The more you get the message out, the more you influence behavior. It is not controversial with advertising. Hell, it is not controversial with religion -- why bother proselytizing otherwise? It is not controversial in any area of human endeavor. Get the message out, influence behavior. Get the message out, influence behavior. Only inside of Reynolds' teeny tiny little brain does the widespread, top-down, continual delivery of a message have no impact whatsoever.

Sorry, I'm calling bullshit. Elected representatives, right-wing patrons, and the most famous conservative voices have taken great pains to continually bombard the base with extremism. They poke and poke with their sharp sticks with full knowledge that they will get a reaction. Like the unknown 50% of advertising that is wasted, they cannot be sure which messages will catch fire and which will fizzle out. Neither can they know which ones will inspire a more aggressive response, though I'm willing to generously grant that in their heart of hearts they would prefer to see the mere threat of violence (e.g., packing heat at campaign rallies) than the actual commission of it.
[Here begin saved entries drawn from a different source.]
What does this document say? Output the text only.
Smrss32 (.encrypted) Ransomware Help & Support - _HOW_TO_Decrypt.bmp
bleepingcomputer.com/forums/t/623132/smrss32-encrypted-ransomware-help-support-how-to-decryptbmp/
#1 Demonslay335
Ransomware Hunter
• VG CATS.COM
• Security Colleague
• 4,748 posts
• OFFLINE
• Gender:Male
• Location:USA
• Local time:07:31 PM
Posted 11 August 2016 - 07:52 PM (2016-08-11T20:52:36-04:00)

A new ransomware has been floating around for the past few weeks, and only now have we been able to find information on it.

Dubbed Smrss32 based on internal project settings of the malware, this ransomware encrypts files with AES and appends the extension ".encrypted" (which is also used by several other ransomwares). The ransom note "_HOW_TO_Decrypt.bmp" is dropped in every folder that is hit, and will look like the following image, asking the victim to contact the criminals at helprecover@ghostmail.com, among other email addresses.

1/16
But that does not excuse them, and it certainly does not exempt them from scrutiny when it literally blows up and the blood starts flowing. I can understand Reynolds' reluctance to be associated with, or see his allies implicated in, the massacre in Arizona. But only someone with a truly below average intellect or a deep psychological investment in remaining blind can fail to see it: the right wing is partially responsible for this. They created this culture of political violence. They cannot be denied their portion.